Dans un Liban miné par le confessionnalisme et les divisions politiques, Hussein Abou Mansour, le druze, Mona al-Dorr, la chiite, et Lina Geryes, la chrétienne, se donnent rendez-vous deux fois par semaine pour faire partager une même passion: les produits du terroir.

Avec des dizaines d'autres petits agriculteurs et producteurs, ils vendent sur un marché de Beyrouth des légumes, de l'huile d'olive, du miel ou du fromage, mais aussi et surtout des spécialités de leurs villages.«Que nous soyons chrétiens ou musulmans, nous mangeons tous les mêmes plats», affirme Kamal Mouzawak, chef libanais qui a lancé l'idée du «Souk el-Tayyeb» («le marché aux délices») en 2004, dans le but de perpétuer la riche tradition culinaire libanaise.

Au Souk el-Tayyeb, pas question de parler politique ou religion même si le pays a connu ces dernières années une grave crise qui a failli provoquer une nouvelle guerre civile.

«Il n'y a pas de place pour la politique ici et la cuisine au Liban n'a rien de religieux», explique M. Mouzawak, 40 ans.

Ici, la compétition se situe dans l'assiette. C'est à celui qui préparera le meilleur kebbé, un plat traditionnel composé de viande hachée et de boulgour (blé concassé), ou le plus savoureux taboulé (salade à base de persil).

Pour Hussein, vêtu du traditionnel sherwal noir des Druzes (pantalon ample et bouffant), «un pays peut être uni à travers la nourriture».

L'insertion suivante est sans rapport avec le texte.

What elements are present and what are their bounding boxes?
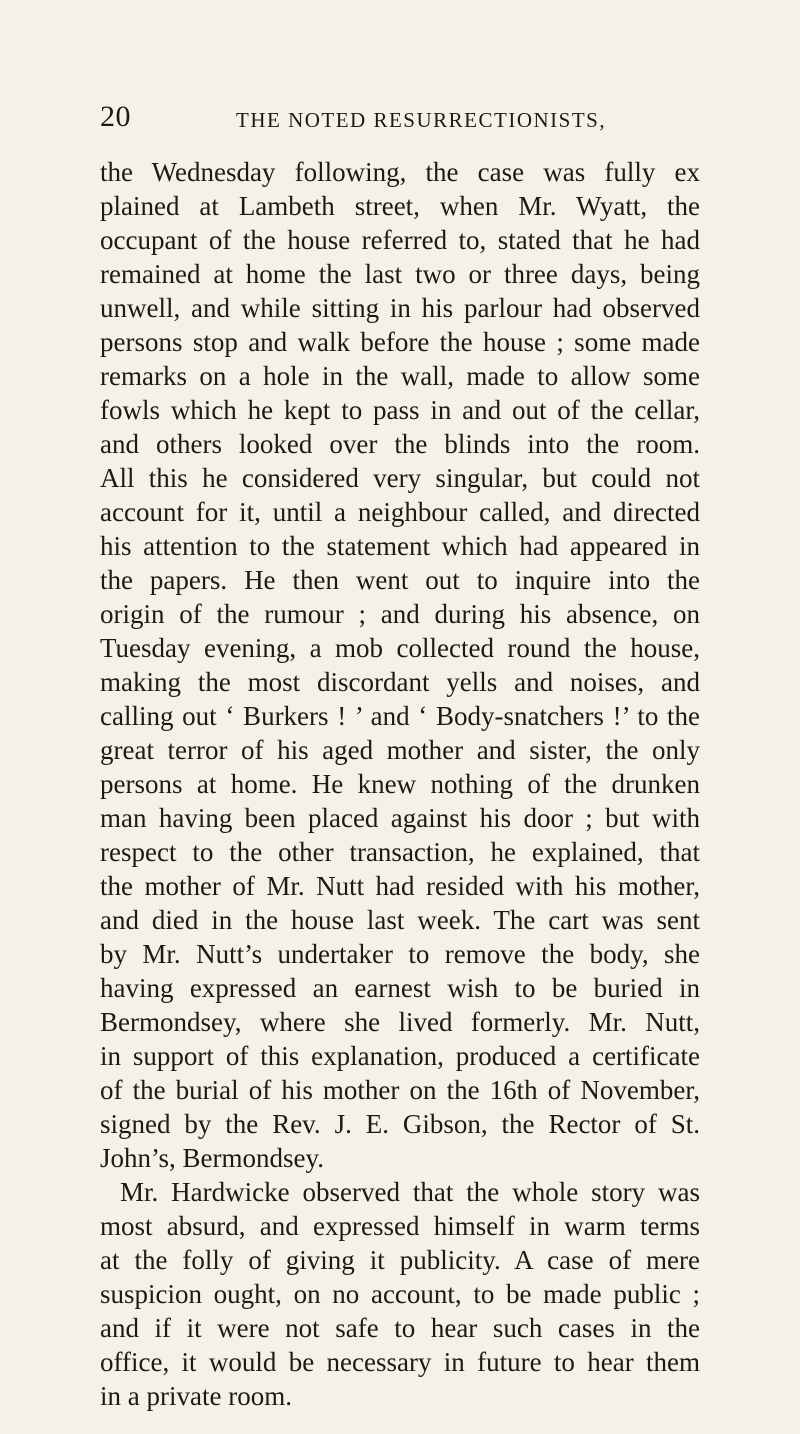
text-line: office, it would be necessary in future to hear them: [100, 1347, 700, 1377]
text-line: All this he considered very singular, but could not: [100, 463, 700, 493]
text-line: Bermondsey, where she lived formerly. Mr. Nutt,: [100, 1007, 700, 1037]
text-line: and if it were not safe to hear such cases in the: [100, 1313, 700, 1343]
text-line: his attention to the statement which had appeared in: [100, 531, 700, 561]
text-line: and others looked over the blinds into the room.: [100, 429, 700, 459]
text-line: persons stop and walk before the house ; some made: [100, 327, 700, 357]
text-line: the papers. He then went out to inquire into the: [100, 565, 700, 595]
page-number: 20: [100, 100, 131, 133]
body-text: [100, 155, 700, 1413]
text-line: persons at home. He knew nothing of the drunken: [100, 769, 700, 799]
text-line: most absurd, and expressed himself in warm terms: [100, 1211, 700, 1241]
text-line: suspicion ought, on no account, to be made public ;: [100, 1279, 700, 1309]
text-line: Tuesday evening, a mob collected round the house,: [100, 633, 700, 663]
text-line: of the burial of his mother on the 16th of November,: [100, 1075, 700, 1105]
text-line: making the most discordant yells and noises, and: [100, 667, 700, 697]
text-line: at the folly of giving it publicity. A case of mere: [100, 1245, 700, 1275]
text-line: great terror of his aged mother and sister, the only: [100, 735, 700, 765]
text-line: respect to the other transaction, he explained, that: [100, 837, 700, 867]
text-line: the mother of Mr. Nutt had resided with his mother,: [100, 871, 700, 901]
text-line: the Wednesday following, the case was fully ex: [100, 157, 700, 187]
text-line: occupant of the house referred to, stated that he had: [100, 225, 700, 255]
text-line: having expressed an earnest wish to be buried in: [100, 973, 700, 1003]
text-line: origin of the rumour ; and during his absence, on: [100, 599, 700, 629]
text-line: by Mr. Nutt’s undertaker to remove the body, she: [100, 939, 700, 969]
text-line: in support of this explanation, produced a certificate: [100, 1041, 700, 1071]
text-line: in a private room.: [100, 1381, 292, 1411]
text-line: fowls which he kept to pass in and out of the cellar,: [100, 395, 700, 425]
text-line: account for it, until a neighbour called, and directed: [100, 497, 700, 527]
text-line: calling out ‘ Burkers ! ’ and ‘ Body-snatchers !’ to the: [100, 701, 700, 731]
text-line: Mr. Hardwicke observed that the whole story was: [120, 1177, 700, 1207]
text-line: remarks on a hole in the wall, made to allow some: [100, 361, 700, 391]
running-title: THE NOTED RESURRECTIONISTS,: [236, 108, 607, 132]
running-head: [100, 100, 700, 140]
text-line: remained at home the last two or three days, being: [100, 259, 700, 289]
text-line: unwell, and while sitting in his parlour had observed: [100, 293, 700, 323]
text-line: and died in the house last week. The cart was sent: [100, 905, 700, 935]
text-line: John’s, Bermondsey.: [100, 1143, 324, 1173]
text-line: signed by the Rev. J. E. Gibson, the Rector of St.: [100, 1109, 700, 1139]
text-line: man having been placed against his door ; but with: [100, 803, 700, 833]
text-line: plained at Lambeth street, when Mr. Wyatt, the: [100, 191, 700, 221]
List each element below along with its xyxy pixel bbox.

Le Souk el-Tayyeb, qui se tient le samedi sur un parking du centre de Beyrouth et le mercredi dans un grand magasin de la capitale, a changé la vie de certains.

«J'ai pu envoyer ma fille de sept ans dans une école privée», affirme Rima Massoud, 42 ans.

«Je pense même rénover ma maison», ajoute cette mère de trois enfants, en cuisant une mankoucheh (galette de thym) au feu de bois.

«Je gagne ma vie chaque samedi et mercredi au Souk el-Tayyeb», affirme Abou Rabih, un agriculteur sunnite de la région du Akkar (nord).

«Plus de 47 familles vivent de ce marché», explique ce père de dix enfants.

Outre les produits du terroir, les organisateurs veulent promouvoir les recettes de grand-mère comme la fassoulya hammaniyeh, un plat d'haricots originaire du village de Hammana (nord-est), des mets à base de chardons de la région du Chouf (est de Beyrouth), ou la mawaraka, une variante du baklava.

Le marché, qui propose aux Beyrouthins des livraisons à domicile, a connu un tel succès que M. Mouzawak a organisé des festivals gastronomiques thématiques à travers le pays ces trois dernières années.

Un restaurant, «Tawlet Souk el-Tayyeb» («la table du Souk el-Tayyeb»), va prochainement ouvrir ses portes, avec au menu des spécialités régionales préparées par différents chefs.

«Je ressens de la fierté quand j'entends un agriculteur dire que le Souk a changé sa vie», dit M. Mouzawak, qui a refusé de fermer le marché durant la guerre de 2006 entre le mouvement chiite Hezbollah et Israël ou pendant la crise politique dans le pays.

«Notre message est faites la cuisine, pas la guerre», ajoute-t-il.